Time for a new featured work

The next release as I count forward toward today was The Wild Bunch: Casa which released in September 2011. It is the final installment of my Wild Bunch series and wraps up the subplot that ran through all three tales. Casa was my favorite of the cowboys in many ways, He's a Latino and grew up on a Texas ranch where his parents worked, knew poverty and hard times. He had tried to find his fortune in rodeo with his two buddies, Stace and Spark, and then came with them to work on Rainbow Ranch. He's found his niche there and a haven he cherishes. He too has been a love 'em and leave 'em tumbleweed and never settled with a long term relationship. That's partly because he developed a big crush on his boss when the three first went to work for Jason. He knows he is probably too young and certainly too far below his hero in social standing and much else but he knows that even if Stace and Spark slowly pull away from their ties to the ranch with their new loves, he will stay--until doomsday if it comes to that. As with Spark, it takes an unexpected and near tragic situation to break the inertia and start a chain of events that will lead to a happily ever after, or at least happy for now conclusion for the third of our cowboys.

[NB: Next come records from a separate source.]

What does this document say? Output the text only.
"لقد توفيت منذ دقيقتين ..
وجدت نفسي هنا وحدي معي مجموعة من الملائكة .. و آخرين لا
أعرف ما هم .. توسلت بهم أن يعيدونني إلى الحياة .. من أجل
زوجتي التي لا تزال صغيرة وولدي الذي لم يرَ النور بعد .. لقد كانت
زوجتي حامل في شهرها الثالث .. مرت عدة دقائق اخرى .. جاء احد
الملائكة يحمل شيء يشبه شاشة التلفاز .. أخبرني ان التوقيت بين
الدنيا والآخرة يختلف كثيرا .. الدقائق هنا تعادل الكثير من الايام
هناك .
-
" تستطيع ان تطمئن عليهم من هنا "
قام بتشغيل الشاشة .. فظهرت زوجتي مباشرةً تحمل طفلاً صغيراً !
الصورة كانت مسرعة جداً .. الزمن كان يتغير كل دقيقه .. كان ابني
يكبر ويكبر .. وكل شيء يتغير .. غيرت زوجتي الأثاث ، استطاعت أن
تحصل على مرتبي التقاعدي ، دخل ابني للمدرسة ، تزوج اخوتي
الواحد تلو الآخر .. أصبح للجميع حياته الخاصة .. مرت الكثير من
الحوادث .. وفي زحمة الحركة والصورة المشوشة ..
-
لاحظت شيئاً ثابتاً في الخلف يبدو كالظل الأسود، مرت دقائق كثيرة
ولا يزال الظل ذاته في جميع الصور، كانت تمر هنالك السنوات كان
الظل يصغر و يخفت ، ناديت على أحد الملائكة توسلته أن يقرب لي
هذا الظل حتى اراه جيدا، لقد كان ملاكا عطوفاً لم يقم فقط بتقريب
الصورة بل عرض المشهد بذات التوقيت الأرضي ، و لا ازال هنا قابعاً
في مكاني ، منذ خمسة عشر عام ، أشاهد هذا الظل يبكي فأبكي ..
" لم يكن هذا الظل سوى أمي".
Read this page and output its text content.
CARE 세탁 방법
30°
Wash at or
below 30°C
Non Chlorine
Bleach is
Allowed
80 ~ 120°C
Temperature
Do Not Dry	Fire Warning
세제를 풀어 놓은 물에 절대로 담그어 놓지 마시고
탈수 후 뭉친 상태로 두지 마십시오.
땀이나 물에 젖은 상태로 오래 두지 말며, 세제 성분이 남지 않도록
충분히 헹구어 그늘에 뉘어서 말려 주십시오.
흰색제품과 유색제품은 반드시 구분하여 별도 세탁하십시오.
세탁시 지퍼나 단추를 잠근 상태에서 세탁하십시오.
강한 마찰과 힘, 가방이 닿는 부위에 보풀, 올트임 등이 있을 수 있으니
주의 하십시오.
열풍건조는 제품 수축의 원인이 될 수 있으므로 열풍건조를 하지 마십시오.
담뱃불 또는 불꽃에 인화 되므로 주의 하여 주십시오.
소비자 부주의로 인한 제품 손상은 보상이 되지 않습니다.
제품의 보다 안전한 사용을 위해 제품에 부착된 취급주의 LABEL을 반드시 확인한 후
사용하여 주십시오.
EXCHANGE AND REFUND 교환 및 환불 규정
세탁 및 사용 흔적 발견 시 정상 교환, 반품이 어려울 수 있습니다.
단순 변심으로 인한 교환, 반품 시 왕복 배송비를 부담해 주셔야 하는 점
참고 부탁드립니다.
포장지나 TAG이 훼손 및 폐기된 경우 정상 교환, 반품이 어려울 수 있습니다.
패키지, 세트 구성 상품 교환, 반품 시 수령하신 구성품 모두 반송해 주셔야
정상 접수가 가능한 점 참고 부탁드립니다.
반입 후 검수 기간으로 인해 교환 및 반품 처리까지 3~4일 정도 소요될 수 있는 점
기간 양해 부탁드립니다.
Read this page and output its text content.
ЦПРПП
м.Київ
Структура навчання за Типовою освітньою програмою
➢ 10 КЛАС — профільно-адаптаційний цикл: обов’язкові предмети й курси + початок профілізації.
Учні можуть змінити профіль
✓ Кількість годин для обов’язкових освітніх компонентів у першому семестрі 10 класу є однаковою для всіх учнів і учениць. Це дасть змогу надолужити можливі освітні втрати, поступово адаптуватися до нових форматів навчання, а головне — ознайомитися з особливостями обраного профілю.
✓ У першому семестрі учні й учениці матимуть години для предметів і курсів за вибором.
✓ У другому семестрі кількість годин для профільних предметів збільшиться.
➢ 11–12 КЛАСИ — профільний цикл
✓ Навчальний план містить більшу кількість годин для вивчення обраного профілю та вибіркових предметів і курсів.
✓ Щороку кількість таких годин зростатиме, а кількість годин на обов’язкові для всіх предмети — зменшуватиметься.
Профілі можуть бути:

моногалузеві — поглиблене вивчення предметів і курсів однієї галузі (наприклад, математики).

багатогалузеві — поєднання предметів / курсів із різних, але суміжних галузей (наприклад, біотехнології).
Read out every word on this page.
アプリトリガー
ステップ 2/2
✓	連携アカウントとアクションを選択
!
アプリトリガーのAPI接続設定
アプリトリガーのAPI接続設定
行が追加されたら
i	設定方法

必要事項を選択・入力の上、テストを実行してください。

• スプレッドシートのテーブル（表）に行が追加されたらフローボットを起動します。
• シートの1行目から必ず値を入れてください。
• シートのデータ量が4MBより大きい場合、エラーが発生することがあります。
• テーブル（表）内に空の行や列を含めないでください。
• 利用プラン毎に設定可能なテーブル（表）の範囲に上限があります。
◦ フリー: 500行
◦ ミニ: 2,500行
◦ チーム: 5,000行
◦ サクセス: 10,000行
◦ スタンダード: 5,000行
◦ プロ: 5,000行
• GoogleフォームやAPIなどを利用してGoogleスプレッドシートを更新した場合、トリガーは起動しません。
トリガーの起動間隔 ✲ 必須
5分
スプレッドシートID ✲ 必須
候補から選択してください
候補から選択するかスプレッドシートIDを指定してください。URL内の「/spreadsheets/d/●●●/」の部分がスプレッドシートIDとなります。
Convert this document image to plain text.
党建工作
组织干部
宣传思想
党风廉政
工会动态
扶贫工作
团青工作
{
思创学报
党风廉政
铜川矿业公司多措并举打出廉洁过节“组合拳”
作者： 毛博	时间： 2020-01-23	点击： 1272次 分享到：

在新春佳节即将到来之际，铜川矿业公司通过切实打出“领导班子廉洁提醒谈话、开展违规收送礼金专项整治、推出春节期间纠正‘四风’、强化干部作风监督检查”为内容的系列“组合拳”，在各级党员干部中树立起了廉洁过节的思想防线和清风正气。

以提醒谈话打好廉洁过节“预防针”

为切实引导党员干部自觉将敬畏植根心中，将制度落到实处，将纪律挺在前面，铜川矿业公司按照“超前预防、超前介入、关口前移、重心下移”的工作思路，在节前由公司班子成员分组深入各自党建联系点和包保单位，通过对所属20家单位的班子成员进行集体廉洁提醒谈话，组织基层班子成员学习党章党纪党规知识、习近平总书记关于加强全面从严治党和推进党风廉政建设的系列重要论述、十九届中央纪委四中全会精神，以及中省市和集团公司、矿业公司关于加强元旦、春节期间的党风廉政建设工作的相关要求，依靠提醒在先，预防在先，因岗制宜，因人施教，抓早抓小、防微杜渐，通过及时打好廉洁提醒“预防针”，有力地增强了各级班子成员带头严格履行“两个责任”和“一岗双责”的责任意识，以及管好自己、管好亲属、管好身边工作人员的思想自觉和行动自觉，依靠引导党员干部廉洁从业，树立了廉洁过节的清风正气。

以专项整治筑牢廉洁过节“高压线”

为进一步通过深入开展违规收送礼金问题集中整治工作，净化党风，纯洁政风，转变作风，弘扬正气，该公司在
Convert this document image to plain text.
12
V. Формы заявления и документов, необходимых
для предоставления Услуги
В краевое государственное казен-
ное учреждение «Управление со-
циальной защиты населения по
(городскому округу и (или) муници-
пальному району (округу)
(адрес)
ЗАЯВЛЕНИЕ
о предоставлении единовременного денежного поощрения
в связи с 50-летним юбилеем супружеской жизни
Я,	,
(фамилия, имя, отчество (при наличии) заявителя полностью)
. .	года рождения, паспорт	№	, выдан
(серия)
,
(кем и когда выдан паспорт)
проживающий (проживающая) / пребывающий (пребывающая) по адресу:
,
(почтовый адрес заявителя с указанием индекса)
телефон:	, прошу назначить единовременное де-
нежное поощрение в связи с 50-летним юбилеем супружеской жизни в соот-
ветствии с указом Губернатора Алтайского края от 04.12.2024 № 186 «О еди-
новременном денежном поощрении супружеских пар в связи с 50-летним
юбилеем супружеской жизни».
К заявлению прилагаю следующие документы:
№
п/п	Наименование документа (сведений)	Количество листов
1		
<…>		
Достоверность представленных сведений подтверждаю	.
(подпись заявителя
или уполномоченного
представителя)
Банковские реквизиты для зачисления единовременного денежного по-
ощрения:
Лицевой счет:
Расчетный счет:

Again the setting is in Grant County, New Mexico. Most of the places are fictitious but the area is very real and one of which I am quite fond. It's ranch country, rugged wild country for the most part, some real wilderness with no roads and not a lot of human intervention. The tragic fire this summer proved just how rugged and remote parts of it are--the fire actually burned in several counties but the area I feature is kind of the gateway to the Gila Wilderness. At this moment, the blaze is still  not out but contained in some very rough areas where there is no threat to property and little to human life. The summer rains will douse it this month, probably, and also wreak some havoc in flooding as bare slopes shed the water and debris rushes with it to clog canyons and rivers. But that is not part of this story... The region can live pristine forever in the tales I've set there. And a couple of pictures as I lasts saw it...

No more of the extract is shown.